Voted


Returning home from vacation, we sat around the airport food court and recounted highlights from those six sunny days. As I relished the golden glow of faces around me, I noticed unique personalities and characteristics: Best hair; Best hat; Most opinion; Best leader. But what would be my characteristic or personality trait?
Just having read John Piper's Desiring God chapter on finding delight in marriage, I was hoping to be noted for being, "Most helpful." I helped with passports, boarding tickets, restroom breaks, towels, sunscreen, phone calls to room service or housekeeping. Piper begins the chapter like this,
The reason there is so much misery in marriage is not that husbands and wives seek their own pleasure, but that they do not seek it in the pleasure of their spouses. The biblical mandate to husbands AND wives is to seek your own joy in the joy of your spouse. (John Piper, Desiring God, p. 175.) 
God designed the first woman to help Adam. He determined that it wasn't good for Adam to be alone and God would fashion a helper fit for Adam (Genesis 2:18). God made mankind to share God's goodness, grace and bounty, not to hoard these gifts. And my role is not to be just like the engineer, but to compliment him and a assist him in sharing and giving God's gifts so that he feels joyful.
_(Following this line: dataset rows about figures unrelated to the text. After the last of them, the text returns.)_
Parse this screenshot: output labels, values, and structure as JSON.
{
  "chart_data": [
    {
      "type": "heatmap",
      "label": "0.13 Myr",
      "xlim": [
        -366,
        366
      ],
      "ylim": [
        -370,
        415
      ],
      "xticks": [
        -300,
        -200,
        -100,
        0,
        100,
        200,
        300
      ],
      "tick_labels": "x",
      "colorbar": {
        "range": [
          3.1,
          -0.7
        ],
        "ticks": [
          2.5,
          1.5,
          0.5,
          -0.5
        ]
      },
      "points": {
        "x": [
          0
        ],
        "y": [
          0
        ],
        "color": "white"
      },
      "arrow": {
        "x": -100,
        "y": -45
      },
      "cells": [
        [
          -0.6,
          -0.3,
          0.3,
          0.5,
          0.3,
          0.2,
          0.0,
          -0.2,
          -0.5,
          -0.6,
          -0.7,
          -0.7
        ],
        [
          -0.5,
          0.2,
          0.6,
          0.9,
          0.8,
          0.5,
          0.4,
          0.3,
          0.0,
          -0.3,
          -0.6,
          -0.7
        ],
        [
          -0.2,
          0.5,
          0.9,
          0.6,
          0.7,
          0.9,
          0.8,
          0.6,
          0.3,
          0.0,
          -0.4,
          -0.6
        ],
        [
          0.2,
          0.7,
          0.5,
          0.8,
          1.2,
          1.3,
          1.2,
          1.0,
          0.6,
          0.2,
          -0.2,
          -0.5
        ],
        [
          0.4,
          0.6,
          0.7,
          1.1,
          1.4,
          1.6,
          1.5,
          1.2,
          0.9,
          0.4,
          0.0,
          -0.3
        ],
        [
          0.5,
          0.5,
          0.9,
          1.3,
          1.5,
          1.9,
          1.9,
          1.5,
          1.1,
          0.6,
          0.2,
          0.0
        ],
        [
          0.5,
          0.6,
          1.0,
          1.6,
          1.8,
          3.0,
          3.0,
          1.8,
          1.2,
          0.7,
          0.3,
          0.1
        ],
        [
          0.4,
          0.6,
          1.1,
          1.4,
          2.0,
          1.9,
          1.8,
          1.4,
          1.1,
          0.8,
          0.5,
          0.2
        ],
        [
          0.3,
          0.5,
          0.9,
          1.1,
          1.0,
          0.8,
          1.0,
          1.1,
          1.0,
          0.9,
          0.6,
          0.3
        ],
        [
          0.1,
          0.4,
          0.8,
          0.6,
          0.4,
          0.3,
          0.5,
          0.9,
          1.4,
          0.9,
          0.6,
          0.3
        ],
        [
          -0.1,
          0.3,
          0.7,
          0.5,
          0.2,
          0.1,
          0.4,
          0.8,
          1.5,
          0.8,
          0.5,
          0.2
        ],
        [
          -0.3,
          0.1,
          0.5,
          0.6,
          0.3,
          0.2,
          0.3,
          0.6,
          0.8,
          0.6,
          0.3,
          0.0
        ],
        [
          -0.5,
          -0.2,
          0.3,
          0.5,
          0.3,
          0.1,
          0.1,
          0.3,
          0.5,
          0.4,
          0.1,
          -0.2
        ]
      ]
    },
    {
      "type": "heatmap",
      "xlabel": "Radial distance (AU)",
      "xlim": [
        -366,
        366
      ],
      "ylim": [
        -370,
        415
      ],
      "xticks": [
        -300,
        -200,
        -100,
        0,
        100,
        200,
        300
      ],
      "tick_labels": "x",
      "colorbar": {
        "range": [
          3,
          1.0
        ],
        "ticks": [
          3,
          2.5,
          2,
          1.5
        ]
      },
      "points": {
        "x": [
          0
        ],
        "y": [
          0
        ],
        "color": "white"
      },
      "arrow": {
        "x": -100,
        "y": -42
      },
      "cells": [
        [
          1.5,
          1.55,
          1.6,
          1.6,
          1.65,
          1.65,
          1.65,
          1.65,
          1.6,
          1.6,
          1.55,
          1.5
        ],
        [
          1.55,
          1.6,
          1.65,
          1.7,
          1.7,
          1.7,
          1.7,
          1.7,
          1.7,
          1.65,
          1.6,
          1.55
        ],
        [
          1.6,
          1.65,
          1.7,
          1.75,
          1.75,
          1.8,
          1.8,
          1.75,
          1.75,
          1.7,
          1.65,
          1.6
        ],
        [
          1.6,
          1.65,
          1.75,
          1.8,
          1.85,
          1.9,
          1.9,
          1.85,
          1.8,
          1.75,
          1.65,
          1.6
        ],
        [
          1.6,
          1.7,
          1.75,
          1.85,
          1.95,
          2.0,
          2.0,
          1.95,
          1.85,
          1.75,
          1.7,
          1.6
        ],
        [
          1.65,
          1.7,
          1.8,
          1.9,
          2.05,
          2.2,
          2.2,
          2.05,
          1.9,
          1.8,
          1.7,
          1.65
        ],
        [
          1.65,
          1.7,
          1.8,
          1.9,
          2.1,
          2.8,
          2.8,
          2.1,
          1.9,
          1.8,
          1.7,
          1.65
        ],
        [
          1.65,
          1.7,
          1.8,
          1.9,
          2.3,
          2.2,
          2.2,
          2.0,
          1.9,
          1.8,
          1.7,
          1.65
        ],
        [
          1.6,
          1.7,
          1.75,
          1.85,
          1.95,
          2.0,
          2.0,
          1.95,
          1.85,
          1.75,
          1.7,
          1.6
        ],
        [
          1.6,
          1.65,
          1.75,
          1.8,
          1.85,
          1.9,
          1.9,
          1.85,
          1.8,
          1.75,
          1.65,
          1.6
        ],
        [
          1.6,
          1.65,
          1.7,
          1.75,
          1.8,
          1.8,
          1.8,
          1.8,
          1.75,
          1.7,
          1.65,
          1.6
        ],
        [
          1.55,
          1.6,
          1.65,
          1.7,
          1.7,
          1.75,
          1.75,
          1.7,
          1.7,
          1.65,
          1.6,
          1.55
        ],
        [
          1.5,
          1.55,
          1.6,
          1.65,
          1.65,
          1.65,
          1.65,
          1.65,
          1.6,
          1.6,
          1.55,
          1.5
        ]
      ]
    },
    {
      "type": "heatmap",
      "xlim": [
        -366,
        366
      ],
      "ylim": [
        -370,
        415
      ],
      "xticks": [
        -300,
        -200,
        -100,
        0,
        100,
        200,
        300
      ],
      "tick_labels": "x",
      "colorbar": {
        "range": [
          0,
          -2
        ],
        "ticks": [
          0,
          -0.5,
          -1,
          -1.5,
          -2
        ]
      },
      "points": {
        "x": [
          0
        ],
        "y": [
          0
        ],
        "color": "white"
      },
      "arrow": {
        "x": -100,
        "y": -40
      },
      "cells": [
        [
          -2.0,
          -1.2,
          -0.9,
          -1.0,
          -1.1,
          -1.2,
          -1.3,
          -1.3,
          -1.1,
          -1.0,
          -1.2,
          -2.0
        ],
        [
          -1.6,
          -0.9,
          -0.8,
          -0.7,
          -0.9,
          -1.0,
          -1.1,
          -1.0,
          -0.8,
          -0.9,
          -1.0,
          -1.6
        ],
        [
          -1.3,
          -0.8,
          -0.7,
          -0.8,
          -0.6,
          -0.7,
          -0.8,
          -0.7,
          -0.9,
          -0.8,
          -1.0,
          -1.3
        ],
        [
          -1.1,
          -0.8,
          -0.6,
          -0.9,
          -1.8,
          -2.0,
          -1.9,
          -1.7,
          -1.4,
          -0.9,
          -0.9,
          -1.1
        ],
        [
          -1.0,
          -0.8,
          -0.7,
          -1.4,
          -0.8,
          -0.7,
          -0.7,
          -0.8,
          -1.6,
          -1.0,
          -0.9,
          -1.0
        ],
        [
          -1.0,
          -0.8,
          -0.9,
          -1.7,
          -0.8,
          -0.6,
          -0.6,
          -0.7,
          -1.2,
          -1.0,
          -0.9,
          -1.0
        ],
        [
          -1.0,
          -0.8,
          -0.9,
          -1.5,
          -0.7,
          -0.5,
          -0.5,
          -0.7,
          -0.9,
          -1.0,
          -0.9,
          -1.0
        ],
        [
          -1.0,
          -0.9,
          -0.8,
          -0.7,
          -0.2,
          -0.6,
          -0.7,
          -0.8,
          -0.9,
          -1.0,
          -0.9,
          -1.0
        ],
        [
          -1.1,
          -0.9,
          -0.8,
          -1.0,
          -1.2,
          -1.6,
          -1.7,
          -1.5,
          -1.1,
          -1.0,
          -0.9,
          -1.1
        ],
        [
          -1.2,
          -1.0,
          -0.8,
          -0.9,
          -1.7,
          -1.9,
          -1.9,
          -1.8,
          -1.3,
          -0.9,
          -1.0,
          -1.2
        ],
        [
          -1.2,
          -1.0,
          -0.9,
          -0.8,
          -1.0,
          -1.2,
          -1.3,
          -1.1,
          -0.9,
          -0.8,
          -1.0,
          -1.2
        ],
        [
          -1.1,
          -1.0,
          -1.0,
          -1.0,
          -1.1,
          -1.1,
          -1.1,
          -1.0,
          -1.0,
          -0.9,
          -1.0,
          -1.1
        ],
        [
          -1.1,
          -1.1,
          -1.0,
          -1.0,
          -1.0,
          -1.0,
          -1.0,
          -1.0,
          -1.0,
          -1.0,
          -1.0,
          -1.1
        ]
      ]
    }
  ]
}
Only when I do what I was designed to do, will I find my own pleasure and joy.
Recounting Grandma Edna's legacy, it is evident to me what a helper she was to her husband, children, grandchildren, great-grandchildren, friends, church and community. She gave and she complemented. But in all these stories and reflections, I never got the impression that she received rewards on this side of heaven. A helper seldom gets accolades. A helper is so behind the scenes, she rarely gets noticed and hardly ever gets glory. A godly helper is content with this.
Take John the Baptist. John 10:41 tells us that a crowd was following Jesus back to the place where He was baptized by John. There, possibly reminiscing on the life of John, they recall that John didn't do any miracles, he announced and pointed the masses of people to Jesus, who came to the world to save them. And now three years later, it turns out that everything John said about Jesus was true. John was a helper. He helped people find the way to eternal life: not in following religious rituals and laws, but in Jesus who would do the work required to save them. John helped people find God's goodness and grace. John wasn't celebrated and adorned. In fact, they killed John, but he would receive his reward in heaven.
Oh, to have the heart of a servant helper! To be content with just pointing people to Jesus. To be completely satisfied in assisting those in my sphere of influence and pointing them to Jesus. When I meet Jesus face to face, I hope in (so many words) I do in fact get voted, "A good helper."
Are you called to be a helper? When Eve was presented before Adam, he said, "At last!" This implies that he was so excited that this moment had finally came. He had finally found a helper and the two worked together in harmony. Is someone in your life waiting to for your help so they can say, "At last! I can complete the task God gave me because I have a helper,"? Unfortunately, sometimes our pride or greed for fame and recognition get in the way of helping. Will you choose to be content with the the role of helper?